Uber-inspired delivery services do not represent a threat to the international carrier market, according to Morten Villberg, DHL’s managing director to the Nordics and UK.
Villberg said that he does not believe there is one kind of delivery service to suit all, adding that both B2C and C2C markets continue to grow.
“Customer expectations and needs are very different. Some need a standardised product, others fast delivery and high security,” he said. “It will be interesting to see what the future holds, and as a starting point I welcome a cooperation with social delivery services, if it makes sense for both parties.”
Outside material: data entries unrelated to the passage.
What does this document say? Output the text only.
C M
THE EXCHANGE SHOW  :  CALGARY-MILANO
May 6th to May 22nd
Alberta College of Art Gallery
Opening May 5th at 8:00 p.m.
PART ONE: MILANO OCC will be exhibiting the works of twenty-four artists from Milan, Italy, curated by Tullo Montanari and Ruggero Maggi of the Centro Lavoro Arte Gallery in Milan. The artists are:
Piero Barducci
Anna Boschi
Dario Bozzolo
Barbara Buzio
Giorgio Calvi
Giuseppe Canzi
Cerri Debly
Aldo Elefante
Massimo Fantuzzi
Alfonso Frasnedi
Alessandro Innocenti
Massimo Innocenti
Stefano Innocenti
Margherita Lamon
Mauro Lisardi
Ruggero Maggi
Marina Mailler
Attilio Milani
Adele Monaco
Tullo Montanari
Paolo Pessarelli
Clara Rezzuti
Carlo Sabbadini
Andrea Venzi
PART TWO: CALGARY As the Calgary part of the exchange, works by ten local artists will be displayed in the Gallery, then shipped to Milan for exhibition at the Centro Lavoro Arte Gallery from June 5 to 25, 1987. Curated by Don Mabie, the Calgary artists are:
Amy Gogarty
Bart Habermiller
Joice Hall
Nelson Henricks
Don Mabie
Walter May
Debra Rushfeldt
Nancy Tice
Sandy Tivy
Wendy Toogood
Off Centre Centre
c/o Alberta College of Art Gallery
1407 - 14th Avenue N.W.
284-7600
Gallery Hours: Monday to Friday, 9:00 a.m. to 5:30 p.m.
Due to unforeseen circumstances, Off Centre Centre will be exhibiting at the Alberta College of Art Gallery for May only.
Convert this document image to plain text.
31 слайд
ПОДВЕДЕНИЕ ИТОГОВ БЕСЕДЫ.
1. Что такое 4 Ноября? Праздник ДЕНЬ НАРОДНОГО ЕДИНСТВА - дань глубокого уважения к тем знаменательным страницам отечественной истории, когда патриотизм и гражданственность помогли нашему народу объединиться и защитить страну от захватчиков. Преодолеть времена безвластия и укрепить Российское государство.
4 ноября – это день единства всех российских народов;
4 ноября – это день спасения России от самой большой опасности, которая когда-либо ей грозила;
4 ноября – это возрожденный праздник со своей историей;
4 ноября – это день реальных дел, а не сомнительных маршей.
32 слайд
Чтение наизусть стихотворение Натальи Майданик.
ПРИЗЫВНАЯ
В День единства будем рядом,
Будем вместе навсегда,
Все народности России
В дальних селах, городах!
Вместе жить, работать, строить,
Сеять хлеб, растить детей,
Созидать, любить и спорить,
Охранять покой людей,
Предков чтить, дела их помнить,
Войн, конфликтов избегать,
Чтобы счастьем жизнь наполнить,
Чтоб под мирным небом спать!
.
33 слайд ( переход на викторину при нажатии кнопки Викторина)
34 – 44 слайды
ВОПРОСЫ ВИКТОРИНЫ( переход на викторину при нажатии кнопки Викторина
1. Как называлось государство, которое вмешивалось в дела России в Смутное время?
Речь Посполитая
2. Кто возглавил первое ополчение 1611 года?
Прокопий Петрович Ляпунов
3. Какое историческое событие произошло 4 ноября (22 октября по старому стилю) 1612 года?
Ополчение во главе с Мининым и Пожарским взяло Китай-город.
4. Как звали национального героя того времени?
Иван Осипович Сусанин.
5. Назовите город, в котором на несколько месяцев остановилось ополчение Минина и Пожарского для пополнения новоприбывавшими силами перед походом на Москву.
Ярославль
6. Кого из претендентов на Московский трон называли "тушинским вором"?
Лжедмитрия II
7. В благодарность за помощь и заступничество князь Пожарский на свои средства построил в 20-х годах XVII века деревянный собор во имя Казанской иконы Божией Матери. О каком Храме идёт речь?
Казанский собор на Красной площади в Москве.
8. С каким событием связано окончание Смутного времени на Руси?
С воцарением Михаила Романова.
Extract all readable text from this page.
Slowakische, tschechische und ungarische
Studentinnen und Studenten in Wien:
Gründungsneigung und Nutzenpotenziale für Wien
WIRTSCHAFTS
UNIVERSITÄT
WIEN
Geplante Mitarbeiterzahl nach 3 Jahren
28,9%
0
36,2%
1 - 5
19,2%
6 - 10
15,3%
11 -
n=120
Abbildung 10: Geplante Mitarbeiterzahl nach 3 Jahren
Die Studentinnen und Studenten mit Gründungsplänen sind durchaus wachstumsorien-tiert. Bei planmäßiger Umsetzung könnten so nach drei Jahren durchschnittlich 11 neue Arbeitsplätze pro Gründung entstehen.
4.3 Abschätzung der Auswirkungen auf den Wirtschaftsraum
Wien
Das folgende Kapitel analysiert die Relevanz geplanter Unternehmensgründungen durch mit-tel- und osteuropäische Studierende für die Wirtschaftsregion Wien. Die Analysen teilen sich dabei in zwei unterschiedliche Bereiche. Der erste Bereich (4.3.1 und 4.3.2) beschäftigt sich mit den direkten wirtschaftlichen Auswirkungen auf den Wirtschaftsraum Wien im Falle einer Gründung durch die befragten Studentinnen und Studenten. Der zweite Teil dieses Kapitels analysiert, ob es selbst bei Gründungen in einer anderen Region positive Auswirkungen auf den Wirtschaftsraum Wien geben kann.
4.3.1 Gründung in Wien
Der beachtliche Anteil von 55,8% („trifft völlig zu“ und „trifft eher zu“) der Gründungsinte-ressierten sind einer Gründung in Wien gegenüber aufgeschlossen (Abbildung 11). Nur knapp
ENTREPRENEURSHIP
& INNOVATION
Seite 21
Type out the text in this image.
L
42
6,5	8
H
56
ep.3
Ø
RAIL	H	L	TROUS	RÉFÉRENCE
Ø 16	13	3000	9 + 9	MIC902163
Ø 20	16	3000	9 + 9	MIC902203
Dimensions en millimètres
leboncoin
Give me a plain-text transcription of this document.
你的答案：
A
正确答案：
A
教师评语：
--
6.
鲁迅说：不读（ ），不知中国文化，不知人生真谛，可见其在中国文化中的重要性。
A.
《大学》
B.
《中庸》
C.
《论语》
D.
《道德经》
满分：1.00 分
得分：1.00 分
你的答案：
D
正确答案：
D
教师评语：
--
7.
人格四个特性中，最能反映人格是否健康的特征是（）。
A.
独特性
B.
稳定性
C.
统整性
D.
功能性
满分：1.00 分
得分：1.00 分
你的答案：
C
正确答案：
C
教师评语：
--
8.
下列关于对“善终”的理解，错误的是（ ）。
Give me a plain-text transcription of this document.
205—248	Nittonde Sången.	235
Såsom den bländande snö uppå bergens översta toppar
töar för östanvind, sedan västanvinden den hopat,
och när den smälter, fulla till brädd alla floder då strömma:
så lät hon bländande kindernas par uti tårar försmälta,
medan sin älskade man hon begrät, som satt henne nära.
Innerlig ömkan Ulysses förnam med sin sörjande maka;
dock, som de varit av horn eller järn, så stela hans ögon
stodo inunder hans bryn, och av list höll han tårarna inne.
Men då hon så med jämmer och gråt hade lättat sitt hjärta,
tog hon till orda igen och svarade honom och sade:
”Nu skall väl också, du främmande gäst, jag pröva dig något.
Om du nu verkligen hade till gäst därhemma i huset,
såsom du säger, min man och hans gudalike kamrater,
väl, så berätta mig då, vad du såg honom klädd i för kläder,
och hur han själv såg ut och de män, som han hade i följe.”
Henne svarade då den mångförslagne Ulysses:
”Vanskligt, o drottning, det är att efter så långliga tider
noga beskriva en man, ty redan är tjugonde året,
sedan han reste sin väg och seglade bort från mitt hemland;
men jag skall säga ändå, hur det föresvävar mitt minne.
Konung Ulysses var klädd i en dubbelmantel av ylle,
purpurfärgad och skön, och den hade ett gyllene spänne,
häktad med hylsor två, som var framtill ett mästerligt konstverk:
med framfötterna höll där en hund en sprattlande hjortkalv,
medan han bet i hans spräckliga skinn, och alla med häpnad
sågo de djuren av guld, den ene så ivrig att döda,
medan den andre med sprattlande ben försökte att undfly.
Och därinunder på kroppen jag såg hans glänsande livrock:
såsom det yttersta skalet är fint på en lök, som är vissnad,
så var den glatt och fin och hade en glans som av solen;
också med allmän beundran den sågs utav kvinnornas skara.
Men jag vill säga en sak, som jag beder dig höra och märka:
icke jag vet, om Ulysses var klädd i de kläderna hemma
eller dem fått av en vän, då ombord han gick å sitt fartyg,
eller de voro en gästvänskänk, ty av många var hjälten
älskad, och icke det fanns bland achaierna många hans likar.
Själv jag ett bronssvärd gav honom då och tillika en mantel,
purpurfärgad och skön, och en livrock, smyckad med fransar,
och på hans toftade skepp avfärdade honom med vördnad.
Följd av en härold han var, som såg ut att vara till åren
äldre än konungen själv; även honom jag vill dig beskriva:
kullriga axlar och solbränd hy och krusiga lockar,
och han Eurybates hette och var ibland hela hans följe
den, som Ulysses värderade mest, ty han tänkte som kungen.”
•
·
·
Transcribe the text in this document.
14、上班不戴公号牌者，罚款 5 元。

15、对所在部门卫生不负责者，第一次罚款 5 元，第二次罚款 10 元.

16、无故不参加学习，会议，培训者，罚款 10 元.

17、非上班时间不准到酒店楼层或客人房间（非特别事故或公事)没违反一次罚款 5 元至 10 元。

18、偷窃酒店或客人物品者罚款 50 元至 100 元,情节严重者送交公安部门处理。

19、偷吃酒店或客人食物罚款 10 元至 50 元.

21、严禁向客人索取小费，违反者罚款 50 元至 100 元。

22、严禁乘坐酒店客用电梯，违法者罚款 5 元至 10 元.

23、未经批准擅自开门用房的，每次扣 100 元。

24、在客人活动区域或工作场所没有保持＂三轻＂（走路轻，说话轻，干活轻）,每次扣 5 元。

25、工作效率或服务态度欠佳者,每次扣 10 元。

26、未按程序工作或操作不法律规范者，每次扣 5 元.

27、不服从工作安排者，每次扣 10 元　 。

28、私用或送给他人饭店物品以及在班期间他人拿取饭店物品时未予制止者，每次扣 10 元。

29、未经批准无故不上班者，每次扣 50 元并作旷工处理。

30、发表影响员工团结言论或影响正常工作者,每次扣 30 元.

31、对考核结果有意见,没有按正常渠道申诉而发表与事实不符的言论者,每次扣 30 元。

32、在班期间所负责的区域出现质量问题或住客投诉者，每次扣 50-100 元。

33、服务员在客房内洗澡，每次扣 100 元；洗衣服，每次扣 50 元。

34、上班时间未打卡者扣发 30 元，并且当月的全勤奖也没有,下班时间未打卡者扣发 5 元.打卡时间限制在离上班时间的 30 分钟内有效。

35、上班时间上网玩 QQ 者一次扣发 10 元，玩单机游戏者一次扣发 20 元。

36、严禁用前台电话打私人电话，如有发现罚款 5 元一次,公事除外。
In 2013, Uber-inspired delivery firms Nimber and Trunkbird launched in Norway and Denmark, respectively. Both services connect users through a social platform for people who want to send items with people who are willing to bring the item with them on their journey.
Trunkbird co-founder Daniel Nyvang said that, with Trunkbird’s focus more geared towards C2C, he is not sure he would consider Trunkbird a competitor to firms like DHL.
“However, Trunkbird complements the carriers’ delivery services and meets the high fragmentation that lies within deliveries,” said Nyvang.
For Villberg, delivery services are about convenience, and in this respect he notes that, while firms like Trunkbird and Nimber would be unable to compete on a pricing front, their delivery staff can provide other benefits such as carrying parcels up stairs.
“If our end customers want social delivery services, we will of course offer it, ” said Villberg.
With convenience becoming more and more of an issue for consumers, DHL together with Amazon and Audi launched a trial service, in May, providing deliveries to customer car trunks.